Her solution: "I found a coworking space to work in where I have had the chance to find like-minded people and grow the human connections I was missing from working at home."
An added benefit, Trujillo said, is she can now meet clients in the space. A year after joining The Working Capitol — which has two locations in Singapore — she said much of her new business comes from people she's meeting in the coworking community.
While Trujillo's story is not uncommon for entrepreneurs in coworking spaces, more corporations are finding value in using the facilities for at least a portion of their staff.
WeWork is now valued at $20 billion, according to CB Insights. The company has gone from just 1,000 members between two locations in New York in 2010, to more than 130,000 members across 163 locations today.
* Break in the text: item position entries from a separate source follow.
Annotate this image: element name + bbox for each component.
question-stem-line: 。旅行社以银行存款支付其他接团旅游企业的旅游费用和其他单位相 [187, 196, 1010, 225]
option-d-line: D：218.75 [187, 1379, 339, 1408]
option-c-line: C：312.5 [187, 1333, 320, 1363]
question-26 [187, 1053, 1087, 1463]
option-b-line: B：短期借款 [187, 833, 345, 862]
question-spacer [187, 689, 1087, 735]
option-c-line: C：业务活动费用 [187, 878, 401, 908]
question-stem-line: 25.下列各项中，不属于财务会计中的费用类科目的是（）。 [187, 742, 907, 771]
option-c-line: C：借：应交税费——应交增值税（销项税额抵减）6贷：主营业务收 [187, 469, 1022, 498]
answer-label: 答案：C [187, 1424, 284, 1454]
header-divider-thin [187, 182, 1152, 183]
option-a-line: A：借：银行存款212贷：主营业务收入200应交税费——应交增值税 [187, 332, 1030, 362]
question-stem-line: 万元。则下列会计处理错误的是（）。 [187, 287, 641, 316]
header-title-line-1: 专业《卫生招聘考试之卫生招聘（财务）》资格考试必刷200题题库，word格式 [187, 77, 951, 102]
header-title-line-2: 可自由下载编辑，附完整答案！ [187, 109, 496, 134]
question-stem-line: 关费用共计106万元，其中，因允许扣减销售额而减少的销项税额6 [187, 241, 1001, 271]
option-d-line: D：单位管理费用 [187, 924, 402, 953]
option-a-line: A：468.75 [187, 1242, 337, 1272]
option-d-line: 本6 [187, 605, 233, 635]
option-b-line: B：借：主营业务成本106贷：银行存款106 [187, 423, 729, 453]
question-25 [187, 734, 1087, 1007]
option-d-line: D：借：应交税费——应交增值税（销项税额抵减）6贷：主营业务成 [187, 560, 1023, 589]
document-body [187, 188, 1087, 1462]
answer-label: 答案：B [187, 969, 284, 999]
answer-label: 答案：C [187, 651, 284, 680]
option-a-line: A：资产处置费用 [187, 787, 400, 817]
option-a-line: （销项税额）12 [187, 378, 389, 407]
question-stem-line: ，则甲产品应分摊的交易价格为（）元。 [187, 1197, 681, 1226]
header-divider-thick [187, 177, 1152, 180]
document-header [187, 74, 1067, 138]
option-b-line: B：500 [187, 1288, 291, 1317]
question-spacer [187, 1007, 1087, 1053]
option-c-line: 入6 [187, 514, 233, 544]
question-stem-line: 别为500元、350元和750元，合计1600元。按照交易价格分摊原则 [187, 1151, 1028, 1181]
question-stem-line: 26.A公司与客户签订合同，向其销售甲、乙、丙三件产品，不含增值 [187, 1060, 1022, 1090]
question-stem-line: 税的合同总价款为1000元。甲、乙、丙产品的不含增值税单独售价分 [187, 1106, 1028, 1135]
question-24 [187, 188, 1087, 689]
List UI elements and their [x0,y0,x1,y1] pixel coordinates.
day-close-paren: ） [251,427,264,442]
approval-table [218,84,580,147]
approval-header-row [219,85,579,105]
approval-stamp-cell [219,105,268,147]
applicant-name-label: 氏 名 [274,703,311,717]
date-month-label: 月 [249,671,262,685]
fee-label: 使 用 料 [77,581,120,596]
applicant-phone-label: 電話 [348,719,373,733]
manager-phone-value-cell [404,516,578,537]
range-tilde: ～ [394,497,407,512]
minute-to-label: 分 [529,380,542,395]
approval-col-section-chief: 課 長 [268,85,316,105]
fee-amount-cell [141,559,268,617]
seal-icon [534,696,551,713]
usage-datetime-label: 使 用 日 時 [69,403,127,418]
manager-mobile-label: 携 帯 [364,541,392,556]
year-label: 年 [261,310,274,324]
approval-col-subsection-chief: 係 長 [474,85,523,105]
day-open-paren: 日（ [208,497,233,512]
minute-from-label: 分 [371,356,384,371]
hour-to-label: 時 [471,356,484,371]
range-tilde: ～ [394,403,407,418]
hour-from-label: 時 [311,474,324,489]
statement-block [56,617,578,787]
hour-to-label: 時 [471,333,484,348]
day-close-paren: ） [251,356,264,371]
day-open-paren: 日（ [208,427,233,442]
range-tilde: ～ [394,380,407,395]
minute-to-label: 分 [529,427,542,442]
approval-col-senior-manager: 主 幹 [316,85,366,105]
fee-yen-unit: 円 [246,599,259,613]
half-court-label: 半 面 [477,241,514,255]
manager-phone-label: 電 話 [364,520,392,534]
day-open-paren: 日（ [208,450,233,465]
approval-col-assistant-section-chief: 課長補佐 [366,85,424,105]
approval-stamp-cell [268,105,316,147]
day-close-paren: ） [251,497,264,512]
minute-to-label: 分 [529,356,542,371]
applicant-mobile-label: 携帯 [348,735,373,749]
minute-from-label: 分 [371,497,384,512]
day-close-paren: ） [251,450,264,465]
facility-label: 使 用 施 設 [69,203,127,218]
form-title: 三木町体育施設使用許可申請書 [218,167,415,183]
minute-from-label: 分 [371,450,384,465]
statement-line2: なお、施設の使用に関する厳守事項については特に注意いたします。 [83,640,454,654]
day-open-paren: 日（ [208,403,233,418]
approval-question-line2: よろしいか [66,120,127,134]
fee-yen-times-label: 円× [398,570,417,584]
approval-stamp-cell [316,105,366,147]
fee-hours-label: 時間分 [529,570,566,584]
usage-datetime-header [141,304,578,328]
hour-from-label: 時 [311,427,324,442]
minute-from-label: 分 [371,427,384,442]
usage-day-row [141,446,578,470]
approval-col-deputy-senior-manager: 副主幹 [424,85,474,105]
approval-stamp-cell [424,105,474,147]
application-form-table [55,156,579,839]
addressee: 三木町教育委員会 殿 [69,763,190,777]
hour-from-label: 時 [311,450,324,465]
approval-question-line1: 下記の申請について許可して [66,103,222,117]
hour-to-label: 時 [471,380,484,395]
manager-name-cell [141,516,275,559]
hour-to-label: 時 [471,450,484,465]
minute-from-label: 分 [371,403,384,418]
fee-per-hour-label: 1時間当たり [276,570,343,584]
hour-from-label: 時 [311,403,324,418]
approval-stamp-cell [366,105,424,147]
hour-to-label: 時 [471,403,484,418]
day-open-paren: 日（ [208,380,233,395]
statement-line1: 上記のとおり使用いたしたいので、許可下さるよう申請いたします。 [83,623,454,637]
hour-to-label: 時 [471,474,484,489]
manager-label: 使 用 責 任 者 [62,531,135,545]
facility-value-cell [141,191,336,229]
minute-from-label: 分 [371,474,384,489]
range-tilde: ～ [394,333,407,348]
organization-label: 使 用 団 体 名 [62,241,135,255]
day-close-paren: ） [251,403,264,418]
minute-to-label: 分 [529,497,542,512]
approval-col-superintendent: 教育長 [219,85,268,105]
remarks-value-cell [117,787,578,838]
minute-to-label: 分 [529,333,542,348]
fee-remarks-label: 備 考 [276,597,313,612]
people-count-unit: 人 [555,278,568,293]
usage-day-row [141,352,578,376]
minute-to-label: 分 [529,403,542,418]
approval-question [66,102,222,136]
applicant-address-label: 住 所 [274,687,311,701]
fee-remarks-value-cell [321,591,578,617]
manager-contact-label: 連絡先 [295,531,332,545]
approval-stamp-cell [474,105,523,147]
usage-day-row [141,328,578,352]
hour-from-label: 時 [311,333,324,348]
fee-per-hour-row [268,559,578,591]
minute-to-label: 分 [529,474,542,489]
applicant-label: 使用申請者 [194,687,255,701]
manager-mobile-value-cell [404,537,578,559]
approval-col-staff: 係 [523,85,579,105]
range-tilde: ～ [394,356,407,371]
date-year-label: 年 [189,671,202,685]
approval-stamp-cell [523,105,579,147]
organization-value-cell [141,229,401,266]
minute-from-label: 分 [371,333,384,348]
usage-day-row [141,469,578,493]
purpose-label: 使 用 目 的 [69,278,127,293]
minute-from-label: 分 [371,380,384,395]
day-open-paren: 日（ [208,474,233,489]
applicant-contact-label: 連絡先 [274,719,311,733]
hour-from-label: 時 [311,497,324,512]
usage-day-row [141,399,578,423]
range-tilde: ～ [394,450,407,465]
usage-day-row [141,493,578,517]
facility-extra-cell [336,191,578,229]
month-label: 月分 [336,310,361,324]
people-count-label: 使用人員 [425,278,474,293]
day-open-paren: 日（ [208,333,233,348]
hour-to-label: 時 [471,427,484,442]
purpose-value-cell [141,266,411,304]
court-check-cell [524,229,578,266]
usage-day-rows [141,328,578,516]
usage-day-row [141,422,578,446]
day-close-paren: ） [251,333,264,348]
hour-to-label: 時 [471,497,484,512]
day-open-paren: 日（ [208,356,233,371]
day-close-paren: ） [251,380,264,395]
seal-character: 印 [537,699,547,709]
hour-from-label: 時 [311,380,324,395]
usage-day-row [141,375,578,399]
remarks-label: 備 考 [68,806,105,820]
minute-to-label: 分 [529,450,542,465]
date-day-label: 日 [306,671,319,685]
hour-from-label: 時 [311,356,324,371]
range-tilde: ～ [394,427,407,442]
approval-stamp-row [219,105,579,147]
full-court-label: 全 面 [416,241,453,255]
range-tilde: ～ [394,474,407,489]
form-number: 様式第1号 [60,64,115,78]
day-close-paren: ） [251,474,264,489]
From June 2016 to June 2017, the number of enterprise companies using WeWork grew by 90 percent, while the number of members from enterprise companies increased by 360 percent, according to a WeWork company spokeswoman.
A large part of WeWork's growth is also expected to take place in Asia, where it recently announced it had raised $1.4 billion in an investment led by SoftBank to expand in China, Japan and Southeast Asia.
The demand for coworking spaces in Asia is expected to grow 10 to 15 percent annually, according to real estate firm Cushman & Wakefield and association CoreNet Global.